Illinois had a rough go of it last year: missing the tournament for a third straight season, finishing with a losing record for the first time under John Groce and really struggling to score the basketball (they ranked #143 in AdjO, according to KenPom).
Unlike some of the other bottom feeders, we could see a relatively quick turnaround back to 20 wins. Jalen Coleman-Lands is coming off a broken shooting hand, but figures to be ready to go. BTPowerhouse’s #5 player in the Big Ten, Malcolm Hill, could explode for 30 on any given night. Three big men up front will protect the rim.
But one player with a big ol’ question mark is Kipper Nichols.
Nichols played his last basketball game almost two years ago in the Ohio state semifinals as a member of Lakewood’s St. Edward. The year before that, as a junior, he helped the Eagles win their second state championship while averaging almost 19 points and 5 boards a game.
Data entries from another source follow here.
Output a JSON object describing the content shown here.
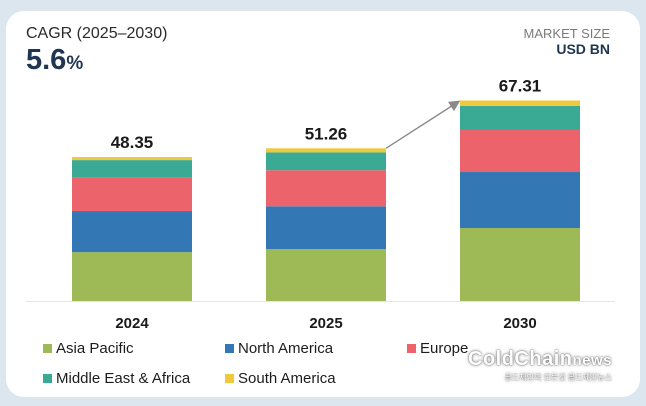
{
  "header": {
    "cagr_label": "CAGR (2025–2030)",
    "cagr_value": "5.6",
    "cagr_unit": "%",
    "market_size_label": "MARKET SIZE",
    "market_size_unit": "USD BN"
  },
  "watermark": {
    "main": "ColdChain",
    "suffix": "news",
    "sub": "콜드체인의 모든것 콜드체인뉴스"
  },
  "colors": {
    "Asia Pacific": "#9dba56",
    "North America": "#3477b5",
    "Europe": "#ec636c",
    "Middle East & Africa": "#3aaa94",
    "South America": "#f0c93a"
  },
  "chart_data": {
    "type": "bar",
    "stacked": true,
    "title": "",
    "xlabel": "",
    "ylabel": "Market Size (USD BN)",
    "categories": [
      "2024",
      "2025",
      "2030"
    ],
    "totals": [
      48.35,
      51.26,
      67.31
    ],
    "total_labels": [
      "48.35",
      "51.26",
      "67.31"
    ],
    "series": [
      {
        "name": "Asia Pacific",
        "values": [
          16.4,
          17.4,
          24.5
        ]
      },
      {
        "name": "North America",
        "values": [
          13.8,
          14.4,
          18.8
        ]
      },
      {
        "name": "Europe",
        "values": [
          11.4,
          12.1,
          14.1
        ]
      },
      {
        "name": "Middle East & Africa",
        "values": [
          5.7,
          6.0,
          8.1
        ]
      },
      {
        "name": "South America",
        "values": [
          1.05,
          1.36,
          1.81
        ]
      }
    ],
    "ylim": [
      0,
      67.31
    ],
    "grid": false,
    "legend": "bottom",
    "annotation": "growth arrow from 2025 to 2030"
  },
  "legend": [
    {
      "label": "Asia Pacific"
    },
    {
      "label": "North America"
    },
    {
      "label": "Europe"
    },
    {
      "label": "Middle East & Africa"
    },
    {
      "label": "South America"
    }
  ]
}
In April of last year, he signed to play basketball with Tulane but was given a release for undisclosed personal reasons before ever suiting up to play. He signed with Illinois in December but the NCAA, being their usual Orwellian selves, declared him ineligible to play until December of this year.
The end result is Nichols literally been waiting to play meaningful basketball for a year and won't be able to start the season when the Illini tip against Missouri State on Friday. He’ll miss the first 11 games and will finally be eligible against BYU on December 17th, just in time for the Big Ten season.
But you won’t hear him complaining.
“I come out and I play with a chip on my shoulder,” Nichols said. “I like to compete. I’m a guy that’s happy whenever the rest of the team does well.”
He’s saying all the right things for someone who will miss most of the non-con. But if one reads the tea leaves from this Groce quote, from this summer’s News Gazette, how well the Illini do may end up depending a little bit on Nichols himself.
“I would say, clearly, at this point he’s exceeded my expectations and our staff’s expectations. . .One of the things I will tell you is he has the respect of his teammates because of how hard he works. He is one of those guys that goes above and beyond. He’s in here constantly. He reminds me of (Malcolm Hill) in that way.”
Comparisons to Malcolm Hill, at least physically, are apt. At 6’6”, 225 pounds, Nichols can play the wing position behind Hill, or even play alongside him if Groce elects to go small. Illinois is sneaky big; the team is flying under the radar and will start two players, Maverick Morgan and Michael Finke, at 6’10”, with Malcolm Hill a 6’6” small forward. If they can vary their looks, they’ll pose match-ups problems for most of the conference.
Who knows what this season will bring for Nichols. A solid 3-star recruit ranked at 270 in the country by 247Sports two years ago, there are no real expectations for him, which should give Nicholas tons of opportunity for learning and growth. He doesn’t need to start, he won’t need to play big minutes, but the Illini will be looking for him to provide some necessary athleticism off the bench.
He probably won’t be a high impact player and that’s just fine. But if Kipper Nichols is already exceeding expectations, then grooming him to replace Malcolm Hill’s productivity down the line will keep Illinois a tough team to encounter this season.